Collega inoltre inventario e competenze. La Commissione europea indica che le misure di AI literacy devono considerare conoscenze, esperienza, formazione e contesto d’uso, senza imporre un unico livello individuale. Il registro aiuta a rendere la formazione concreta: chi prepara bozze interne ha bisogno di competenze diverse da chi supervisiona un workflow che influenza clienti o decisioni operative.
Checklist per la prima baseline
- Il perimetro iniziale è un processo o una funzione, non “tutta l’azienda”.
- La raccolta chiede usi e attività, non soltanto nomi di software.
- Ogni uso ha un owner operativo e un destinatario dell’output.
- Dati, integrazioni e livello di autonomia sono espliciti.
- Il punto in cui l’output diventa azione è identificato.
- La decisione usa uno stato chiaro con data di revisione.
- I casi sospesi hanno un’alternativa sicura per non bloccare il lavoro.
- Il catalogo degli usi approvati è accessibile ai team.

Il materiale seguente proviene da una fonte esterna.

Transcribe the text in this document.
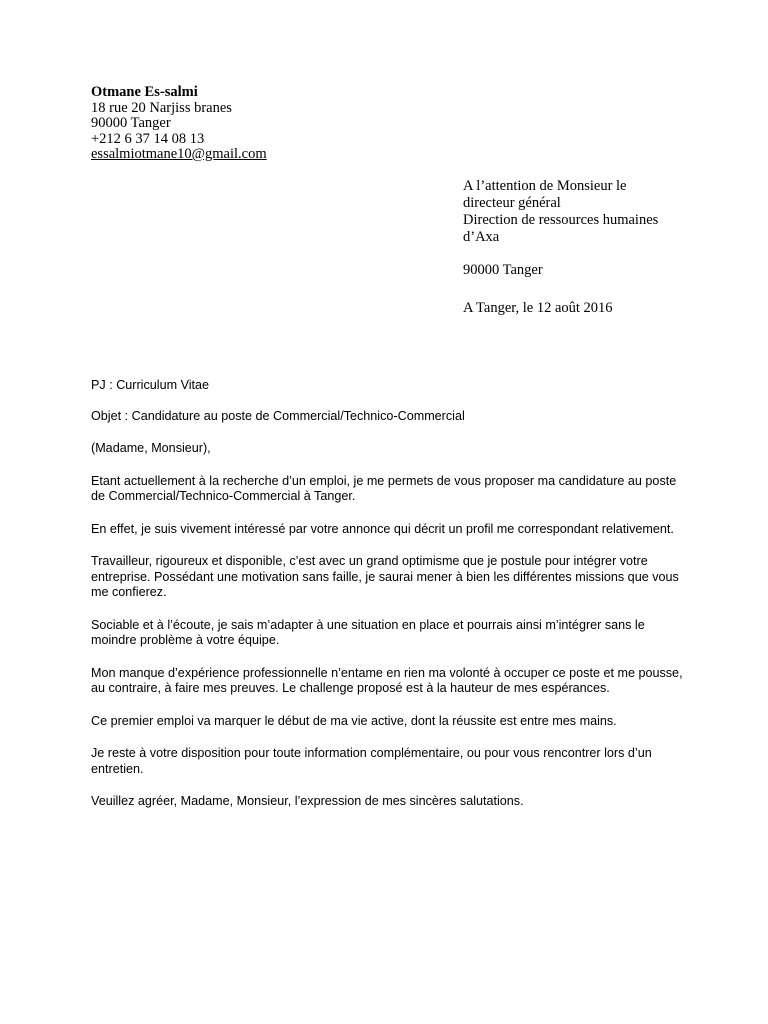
Otmane Es-salmi
18 rue 20 Narjiss branes
90000 Tanger
+212 6 37 14 08 13
essalmiotmane10@gmail.com
A l’attention de Monsieur le
directeur général
Direction de ressources humaines
d’Axa
90000 Tanger
A Tanger, le 12 août 2016

PJ : Curriculum Vitae

Objet : Candidature au poste de Commercial/Technico-Commercial

(Madame, Monsieur),

Etant actuellement à la recherche d’un emploi, je me permets de vous proposer ma candidature au poste de Commercial/Technico-Commercial à Tanger.

En effet, je suis vivement intéressé par votre annonce qui décrit un profil me correspondant relativement.

Travailleur, rigoureux et disponible, c’est avec un grand optimisme que je postule pour intégrer votre entreprise. Possédant une motivation sans faille, je saurai mener à bien les différentes missions que vous me confierez.

Sociable et à l’écoute, je sais m’adapter à une situation en place et pourrais ainsi m’intégrer sans le moindre problème à votre équipe.

Mon manque d’expérience professionnelle n’entame en rien ma volonté à occuper ce poste et me pousse, au contraire, à faire mes preuves. Le challenge proposé est à la hauteur de mes espérances.

Ce premier emploi va marquer le début de ma vie active, dont la réussite est entre mes mains.

Je reste à votre disposition pour toute information complémentaire, ou pour vous rencontrer lors d’un entretien.

Veuillez agréer, Madame, Monsieur, l’expression de mes sincères salutations.
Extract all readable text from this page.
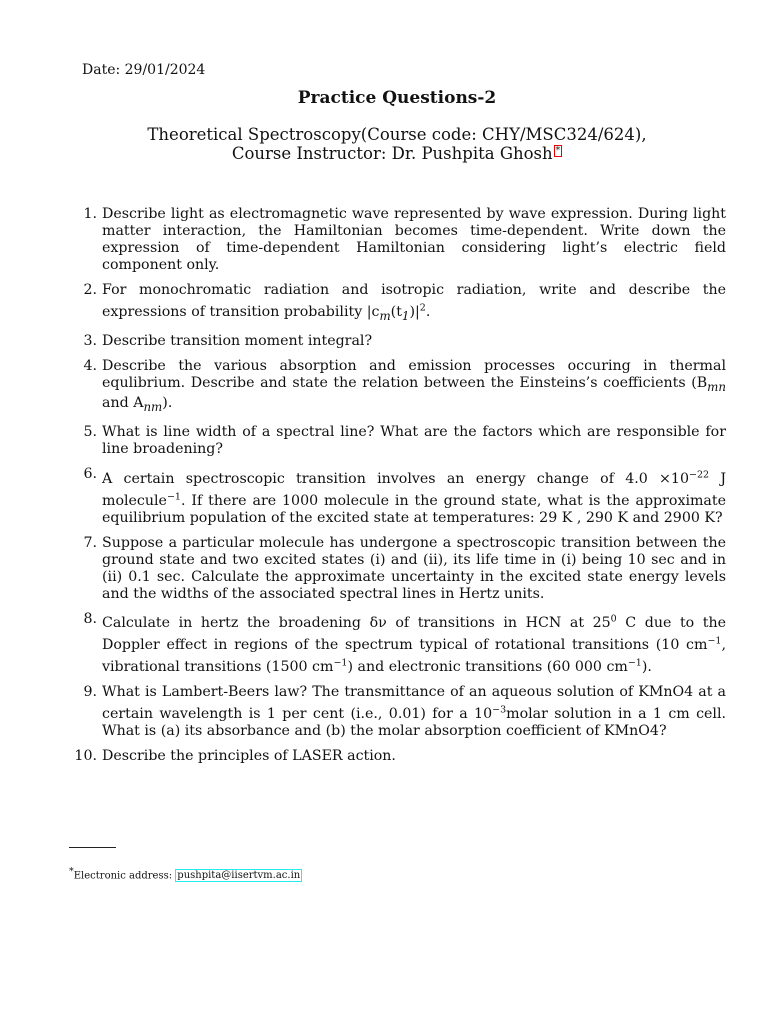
Date: 29/01/2024
Practice Questions-2
Theoretical Spectroscopy(Course code: CHY/MSC324/624),
Course Instructor: Dr. Pushpita Ghosh *
1. Describe light as electromagnetic wave represented by wave expression. During light matter interaction, the Hamiltonian becomes time-dependent. Write down the expression of time-dependent Hamiltonian considering light’s electric field component only.
2. For monochromatic radiation and isotropic radiation, write and describe the expressions of transition probability $|c_m(t_1)|^2$.
3. Describe transition moment integral?
4. Describe the various absorption and emission processes occuring in thermal equlibrium. Describe and state the relation between the Einsteins’s coefficients ($B_{mn}$ and $A_{nm}$).
5. What is line width of a spectral line? What are the factors which are responsible for line broadening?
6. A certain spectroscopic transition involves an energy change of $4.0 \times 10^{-22}$ J molecule$^{-1}$. If there are 1000 molecule in the ground state, what is the approximate equilibrium population of the excited state at temperatures: 29 K , 290 K and 2900 K?
7. Suppose a particular molecule has undergone a spectroscopic transition between the ground state and two excited states (i) and (ii), its life time in (i) being 10 sec and in (ii) 0.1 sec. Calculate the approximate uncertainty in the excited state energy levels and the widths of the associated spectral lines in Hertz units.
8. Calculate in hertz the broadening δν of transitions in HCN at $25^0$ C due to the Doppler effect in regions of the spectrum typical of rotational transitions (10 $cm^{-1}$, vibrational transitions (1500 $cm^{-1}$) and electronic transitions (60 000 $cm^{-1}$).
9. What is Lambert-Beers law? The transmittance of an aqueous solution of KMnO4 at a certain wavelength is 1 per cent (i.e., 0.01) for a $10^{-3}molar$ solution in a 1 cm cell. What is (a) its absorbance and (b) the molar absorption coefficient of KMnO4?
10. Describe the principles of LASER action.
*Electronic address: pushpita@iisertvm.ac.in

- Cambi materiali e incidenti attivano una nuova revisione.
Fonti e perimetro
Il principio di inventariare i sistemi AI e collegare governance, responsabilità e monitoraggio è allineato al NIST AI Risk Management Framework Core, in particolare Govern 1.6. Il collegamento tra contesto d’uso e competenze si basa sulla pagina ufficiale della Commissione europea dedicata a AI talent, skills and literacy. Scheda, classificazione e workflow in cinque passaggi sono guida operativa Niuexa: non costituiscono parere legale, privacy o cybersecurity né una garanzia di conformità.
FAQ sull’inventario AI aziendale
Che cos’è un inventario AI aziendale?
È un registro operativo degli strumenti, sistemi e workflow AI effettivamente usati, con scopo, owner, dati, utenti, rischio, controlli e stato decisionale.
Come si scopre il shadow AI senza bloccare i team?
Con una raccolta breve e non punitiva per ruolo e processo, verificata con interviste, spese, integrazioni e log disponibili, offrendo un percorso rapido per regolarizzare gli usi utili.
Quali campi deve contenere il registro?
Almeno nome dell’uso, processo, scopo, owner, utenti, dati in ingresso, output e destinatari, fornitore, integrazioni, livello di autonomia, controlli, stato e data di revisione.
Ogni uso AI richiede lo stesso controllo?
No. La profondità del controllo dovrebbe essere proporzionata a dati, autonomia, impatto dell’errore e reversibilità della decisione.
Quanto tempo serve per una prima versione?
Una PMI può ottenere una baseline utile partendo da uno o due processi e aggiornandola in cicli brevi. L’obiettivo iniziale è rendere visibili gli usi prioritari, non censire tutto in modo perfetto.